In A Nutshell
In the mid-1960s, John Lennon gave one of his extracted teeth to his housekeeper. She decided to keep the Beatle molar, where it stayed with her family until 2011, when a Canadian dentist snatched it up for close to $31,000. Between offering up shards of it for sculptures, and now submitting it for DNA sequencing in the hopes of eventually cloning Lennon, he is keeping the legacy of John Lennon strong, while also promoting oral health.
The Whole Bushel
John Lennon had a molar extracted from his Beatle-y mouth sometime in the ’60s, between 1965 and 1968. His housekeeper at the time, a woman named Dot Jarlett, was the lucky recipient of said tooth. It was hers to do with as she pleased. She could have just thrown it away, but she wasn’t stupid. Seeing the potential of having one of the biggest pop-star teeth in history, she chose to keep it. Lennon even suggested passing it down to her daughter, who was an enormous Beatles fan.
Incredibly, that tooth remained in the same family until 2011, over 45 years, when it started becoming all sorts of famous on its own. First, it was entered into an auction, where preliminary estimates suggested it would be worth around $16,000. In truth, the molar would go on to fetch double that amount, bringing in a hefty $31,000.
After the sale, the Canadian dentist who won the prized molar, Michael Zuk, did his sister a solid favor, and gave her a shard of the tooth to use in a sculpture she was making of Lennon. Kirsten Zuk’s head bust of Lennon was molded out of clay and displayed around Edmonton galleries. She made the work for a charity that aids in cleft-palate surgery for poor children, and it now contains an actual body part from the slain Beatle.

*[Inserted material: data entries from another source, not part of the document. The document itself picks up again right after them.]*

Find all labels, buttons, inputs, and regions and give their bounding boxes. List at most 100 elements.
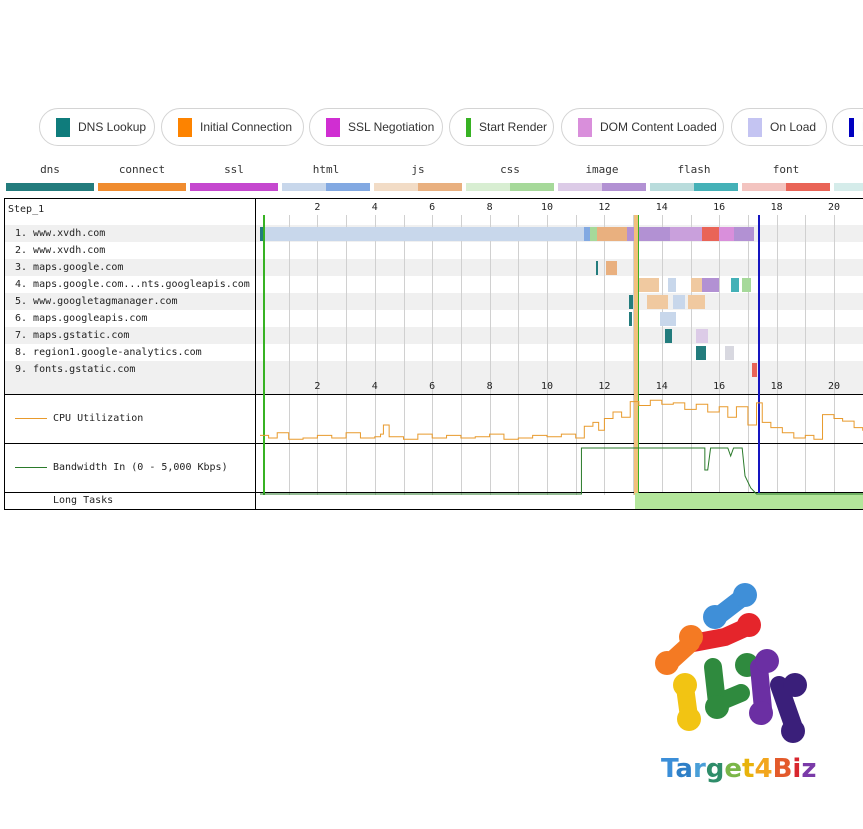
- cpu-label: CPU Utilization: [15, 413, 143, 424]
- tick-label: 4: [371, 202, 378, 213]
- label-column-divider: [255, 199, 256, 509]
- step-label: Step_1: [8, 204, 45, 215]
- request-bar: [647, 294, 668, 309]
- tick-label: 20: [827, 381, 841, 392]
- request-type-ssl: ssl: [190, 163, 278, 193]
- request-type-other: [834, 163, 863, 193]
- request-bar: [673, 294, 685, 309]
- request-label: 6. maps.googleapis.com: [15, 313, 148, 324]
- request-label: 4. maps.google.com...nts.googleapis.com: [15, 279, 250, 290]
- legend-item-1: Initial Connection: [161, 108, 304, 146]
- legend-item-2: SSL Negotiation: [309, 108, 443, 146]
- grid-line: [317, 215, 319, 495]
- row-stripe: [5, 327, 863, 344]
- logo-letter: a: [675, 754, 693, 784]
- grid-line: [460, 215, 462, 495]
- grid-line: [374, 215, 376, 495]
- request-bar: [638, 277, 659, 292]
- tick-label: 14: [655, 381, 668, 392]
- request-type-image: image: [558, 163, 646, 193]
- request-type-connect: connect: [98, 163, 186, 193]
- request-type-label: [834, 163, 863, 180]
- grid-line: [346, 215, 348, 495]
- grid-line: [575, 215, 577, 495]
- legend-label: SSL Negotiation: [348, 120, 435, 134]
- tick-label: 12: [598, 381, 611, 392]
- request-bar: [690, 277, 702, 292]
- request-label: 2. www.xvdh.com: [15, 245, 106, 256]
- tick-label: 16: [713, 202, 726, 213]
- legend-swatch: [56, 117, 70, 137]
- tick-label: 4: [371, 381, 378, 392]
- legend-swatch: [748, 117, 762, 137]
- logo-letter: B: [772, 754, 793, 784]
- request-label: 8. region1.google-analytics.com: [15, 347, 202, 358]
- dom-content-loaded-marker: [633, 215, 638, 495]
- request-type-label: connect: [118, 163, 166, 176]
- request-type-label: font: [772, 163, 800, 176]
- request-type-bar: [834, 183, 863, 191]
- grid-line: [747, 215, 749, 495]
- request-type-font: font: [742, 163, 830, 193]
- request-bar: [628, 294, 634, 309]
- request-bar: [733, 226, 754, 241]
- request-label: 5. www.googletagmanager.com: [15, 296, 178, 307]
- request-bar: [597, 226, 628, 241]
- start-render-marker: [262, 215, 265, 495]
- cpu-utilization-graph: [260, 399, 863, 495]
- divider: [5, 443, 863, 444]
- request-bar: [701, 277, 720, 292]
- tick-label: 16: [713, 381, 726, 392]
- request-type-dns: dns: [6, 163, 94, 193]
- logo-letter: 4: [754, 754, 773, 784]
- grid-line: [518, 215, 520, 495]
- request-type-bar: [742, 183, 830, 191]
- logo-letter: r: [692, 754, 706, 784]
- request-type-bar: [650, 183, 738, 191]
- request-bar: [664, 328, 672, 343]
- request-bar: [724, 345, 734, 360]
- tick-label: 14: [655, 202, 668, 213]
- request-label: 3. maps.google.com: [15, 262, 124, 273]
- grid-line: [604, 215, 606, 495]
- request-bar: [701, 226, 720, 241]
- request-type-html: html: [282, 163, 370, 193]
- request-bar: [742, 277, 751, 292]
- request-bar: [263, 226, 585, 241]
- bandwidth-label: Bandwidth In (0 - 5,000 Kbps): [15, 462, 228, 473]
- legend-label: DOM Content Loaded: [600, 120, 717, 134]
- cpu-line: [260, 399, 863, 440]
- request-bar: [696, 328, 708, 343]
- tick-label: 2: [314, 381, 321, 392]
- grid-line: [432, 215, 434, 495]
- request-label: 9. fonts.gstatic.com: [15, 364, 136, 375]
- logo-letter: e: [724, 754, 743, 784]
- request-bar: [590, 226, 598, 241]
- grid-line: [489, 215, 491, 495]
- request-type-label: css: [500, 163, 520, 176]
- request-type-label: dns: [40, 163, 60, 176]
- request-bar: [730, 277, 740, 292]
- logo-letter: g: [705, 754, 725, 784]
- request-bar: [696, 345, 707, 360]
- request-bar: [719, 226, 734, 241]
- legend-item-5: On Load: [731, 108, 827, 146]
- tick-label: 20: [827, 202, 841, 213]
- tick-label: 10: [540, 381, 554, 392]
- logo-letter: T: [661, 754, 676, 784]
- tick-label: 8: [486, 202, 493, 213]
- request-type-bar: [190, 183, 278, 191]
- tick-label: 12: [598, 202, 611, 213]
- request-bar: [628, 311, 632, 326]
- request-type-js: js: [374, 163, 462, 193]
- long-tasks-label: Long Tasks: [53, 495, 114, 506]
- legend-label: On Load: [770, 120, 817, 134]
- legend-item-0: DNS Lookup: [39, 108, 155, 146]
- waterfall-chart: Step_1 2 2 4 4 6 6 8 8 10 10 12 12 14 14 16 16 18 18 20 20 1…: [4, 198, 863, 510]
- row-stripe: [5, 259, 863, 276]
- divider: [5, 492, 863, 493]
- bandwidth-line: [260, 447, 863, 495]
- legend-swatch: [849, 117, 854, 137]
- legend-swatch: [326, 117, 340, 137]
- tick-label: 18: [770, 381, 783, 392]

The rest of the tooth would not be forgotten, as Mr. Zuk would then take it around the United Kingdom on a tour of sorts, to raise awareness of mouth cancer. He even ground parts of the tooth into a fine dust, and made pendants with the powder contained within. If that doesn’t strike your fancy, you can enjoy his parody song, “Love Me Tooth.” We wish we were joking about that last one.
But even more bizarrely, Zuk is now submitting the Lennon tooth for DNA sequencing. That’s right, he is hoping to “Jurassic Park” a Beatle molar, in the hopes of cloning John Lennon. He promotes all of his newest updates on his website, appropriately dubbed “JohnLennonTooth.com.” We are guessing there wasn’t a heavy clamoring for that domain name. But indeed, his end game is the hope of being able harvest some DNA from the tooth before he exploits it completely, turning those fickle DNA strands into stem cells, which could then be converted into a replica Beatle. Easy, right?